Review of The Cutest Girl in Class by Quentin S. Crisp

I have already come to expect greatness from the publisher Snuggly Books. 

This did not let me down. It is an intriguing descent into a particularly uncanny-valley subculture. It left me wondering where the name Sooki comes from. Urban Dictionary offers a number of possibilities. Turns out it is not an uncommon Eastern name. But I can’t help thinking I’ve missed a secret allusion to some obscure piece of media. Undoubtedly, dozens, if not hundreds of references within the book went over my head. It is a complex interweaving of experimental styles, product spoofs, characters satire, and pop culture commentary, all wrapped up nicely in a page-turning plot. While it goes completely off the rails during a fondue party, I was still strapped in for the remainder of the ride with my eyes stripped and almost extruding from their sockets. The celebrity cameo was delightful.

A specifically compelling aspect of the novel is how it pays homage to broken English pornographic advertising copy, inserting it like some kind of occult background incantation.

How rare is a novel combining the ideas and writing styles of 3 geniuses? It is not possible, in my opinion, in the current publishing industry and this modern age, to be more skilled at portraying magically real characters than these writers are. The many books they have produced all seem to possess a certain intangible dissociative reality at once disarming and irresistibly compelling.

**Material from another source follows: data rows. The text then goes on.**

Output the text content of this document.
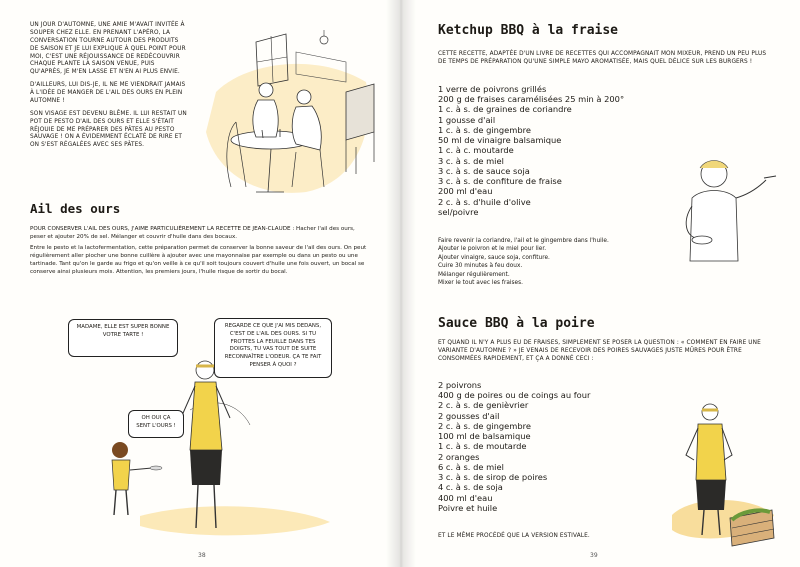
UN JOUR D'AUTOMNE, UNE AMIE M'AVAIT INVITÉE À SOUPER CHEZ ELLE. EN PRENANT L'APÉRO, LA CONVERSATION TOURNE AUTOUR DES PRODUITS DE SAISON ET JE LUI EXPLIQUE À QUEL POINT POUR MOI, C'EST UNE RÉJOUISSANCE DE REDÉCOUVRIR CHAQUE PLANTE LA SAISON VENUE, PUIS QU'APRÈS, JE M'EN LASSE ET N'EN AI PLUS ENVIE.

D'AILLEURS, LUI DIS-JE, IL NE ME VIENDRAIT JAMAIS À L'IDÉE DE MANGER DE L'AIL DES OURS EN PLEIN AUTOMNE !

SON VISAGE EST DEVENU BLÊME. IL LUI RESTAIT UN POT DE PESTO D'AIL DES OURS ET ELLE S'ÉTAIT RÉJOUIE DE ME PRÉPARER DES PÂTES AU PESTO SAUVAGE ! ON A ÉVIDEMMENT ÉCLATÉ DE RIRE ET ON S'EST RÉGALÉES AVEC SES PÂTES.

Ail des ours

POUR CONSERVER L'AIL DES OURS, J'AIME PARTICULIÈREMENT LA RECETTE DE JEAN-CLAUDE : Hacher l'ail des ours, peser et ajouter 20% de sel. Mélanger et couvrir d'huile dans des bocaux.

Entre le pesto et la lactofermentation, cette préparation permet de conserver la bonne saveur de l'ail des ours. On peut régulièrement aller piocher une bonne cuillère à ajouter avec une mayonnaise par exemple ou dans un pesto ou une tartinade. Tant qu'on le garde au frigo et qu'on veille à ce qu'il soit toujours couvert d'huile une fois ouvert, un bocal se conserve ainsi plusieurs mois. Attention, les premiers jours, l'huile risque de sortir du bocal.

MADAME, ELLE EST SUPER BONNE VOTRE TARTE !
REGARDE CE QUE J'AI MIS DEDANS, C'EST DE L'AIL DES OURS. SI TU FROTTES LA FEUILLE DANS TES DOIGTS, TU VAS TOUT DE SUITE RECONNAÎTRE L'ODEUR. ÇA TE FAIT PENSER À QUOI ?
OH OUI ÇA SENT L'OURS !
38
Ketchup BBQ à la fraise
CETTE RECETTE, ADAPTÉE D'UN LIVRE DE RECETTES QUI ACCOMPAGNAIT MON MIXEUR, PREND UN PEU PLUS DE TEMPS DE PRÉPARATION QU'UNE SIMPLE MAYO AROMATISÉE, MAIS QUEL DÉLICE SUR LES BURGERS !
1 verre de poivrons grillés
200 g de fraises caramélisées 25 min à 200°
1 c. à s. de graines de coriandre
1 gousse d'ail
1 c. à s. de gingembre
50 ml de vinaigre balsamique
1 c. à c. moutarde
3 c. à s. de miel
3 c. à s. de sauce soja
3 c. à s. de confiture de fraise
200 ml d'eau
2 c. à s. d'huile d'olive
sel/poivre
Faire revenir la coriandre, l'ail et le gingembre dans l'huile.
Ajouter le poivron et le miel pour lier.
Ajouter vinaigre, sauce soja, confiture.
Cuire 30 minutes à feu doux.
Mélanger régulièrement.
Mixer le tout avec les fraises.
Sauce BBQ à la poire
ET QUAND IL N'Y A PLUS EU DE FRAISES, SIMPLEMENT SE POSER LA QUESTION : « COMMENT EN FAIRE UNE VARIANTE D'AUTOMNE ? » JE VENAIS DE RECEVOIR DES POIRES SAUVAGES JUSTE MÛRES POUR ÊTRE CONSOMMÉES RAPIDEMENT, ET ÇA A DONNÉ CECI :
2 poivrons
400 g de poires ou de coings au four
2 c. à s. de genièvrier
2 gousses d'ail
2 c. à s. de gingembre
100 ml de balsamique
1 c. à s. de moutarde
2 oranges
6 c. à s. de miel
3 c. à s. de sirop de poires
4 c. à s. de soja
400 ml d'eau
Poivre et huile
ET LE MÊME PROCÉDÉ QUE LA VERSION ESTIVALE.
39
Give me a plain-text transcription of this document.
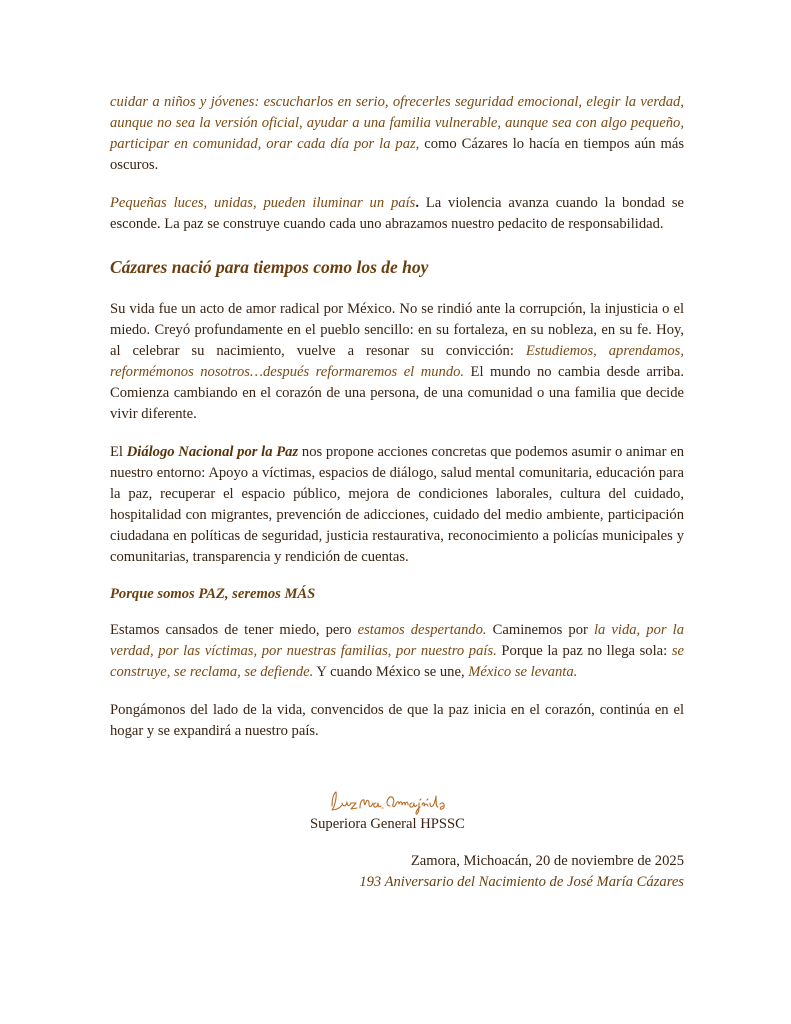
cuidar a niños y jóvenes: escucharlos en serio, ofrecerles seguridad emocional, elegir la verdad, aunque no sea la versión oficial, ayudar a una familia vulnerable, aunque sea con algo pequeño, participar en comunidad, orar cada día por la paz, como Cázares lo hacía en tiempos aún más oscuros.

Pequeñas luces, unidas, pueden iluminar un país. La violencia avanza cuando la bondad se esconde. La paz se construye cuando cada uno abrazamos nuestro pedacito de responsabilidad.

Cázares nació para tiempos como los de hoy

Su vida fue un acto de amor radical por México. No se rindió ante la corrupción, la injusticia o el miedo. Creyó profundamente en el pueblo sencillo: en su fortaleza, en su nobleza, en su fe. Hoy, al celebrar su nacimiento, vuelve a resonar su convicción: Estudiemos, aprendamos, reformémonos nosotros…después reformaremos el mundo. El mundo no cambia desde arriba. Comienza cambiando en el corazón de una persona, de una comunidad o una familia que decide vivir diferente.

El Diálogo Nacional por la Paz nos propone acciones concretas que podemos asumir o animar en nuestro entorno: Apoyo a víctimas, espacios de diálogo, salud mental comunitaria, educación para la paz, recuperar el espacio público, mejora de condiciones laborales, cultura del cuidado, hospitalidad con migrantes, prevención de adicciones, cuidado del medio ambiente, participación ciudadana en políticas de seguridad, justicia restaurativa, reconocimiento a policías municipales y comunitarias, transparencia y rendición de cuentas.

Porque somos PAZ, seremos MÁS

Estamos cansados de tener miedo, pero estamos despertando. Caminemos por la vida, por la verdad, por las víctimas, por nuestras familias, por nuestro país. Porque la paz no llega sola: se construye, se reclama, se defiende. Y cuando México se une, México se levanta.

Pongámonos del lado de la vida, convencidos de que la paz inicia en el corazón, continúa en el hogar y se expandirá a nuestro país.

Superiora General HPSSC
Zamora, Michoacán, 20 de noviembre de 2025
193 Aniversario del Nacimiento de José María Cázares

Both vivid and transgressive, The Cutest Girl in Class is an examination of sexual commodification, which, in its various manifestations, often simultaneously discomforts and validates us. The extreme uses to which aesthetic pursuit might be pushed is explored in the form of real doll collecting, a pastime depicted with a startling degree of fidelity. The love for artificial reality pervades the blasted and ruined landscape of our modern consciousness as construed through a soul-siphoning dependency on substances, physicality, and the illusions our brain concocts to adapt to our environment. The inhuman gratifications of the simulated experiences bleed into the hedonistic reality of our anti-heroes, belittling their sense of self while they connive and indulge in equal measure. The inner folds of micro-delineated tactile sensations crackle through the well-polished prose. The galleries of painted geishas presented within convey the possibility of harems of daintily maintained dream-bots, semi-sentient, all-accepting, serving the omni-ravenous appetites of adolescent awe. The possessed idols of our de-aged hormonal fixations pull us into luscious intimacies through the gravitas of their silicon valleys, their exquisite inanimate, detachable tongues, the soft-fingered prongs of their jackknifed grip, their lock-jawed smiles and reptilian eyes.

Loneliness, isolation, the palaces of the interior. Connections: spiritual, physical and psychological,
cloaked in absurdity. Gangsters with very peculiar interests and a vast network of niche resources.
What makes us human? What degrades us and shoves us into realms of the inhuman, and what is to be found there? This novel pierces through the veil of propriety to the festering microcosm of the human imagination. Though I found the adolescent romance scenes less compelling, they were still well-written and woven into the overall plot, seeding it with a counterpoint of innocence, optimism, and chastity. Perhaps it was a missed opportunity not to give the reader a full chapter entirely from Sooki’s perspective, given the alternating perspectives that tweaked the lens of the narrative eye.

Idol-worship, entertainment, devotion to an artificial expression of desire and idealized beauty. conspiracy, paranoia, campy Yakuza-style subplots, and a dislocation from the everyday. We are each a subtle corpse, a barely zoetic masses of disparate particles, anchored into a substratum through faith in our continued existence.

I challenge you to explore the quirky and enigmatic avenues of this miraculous piece of fiction.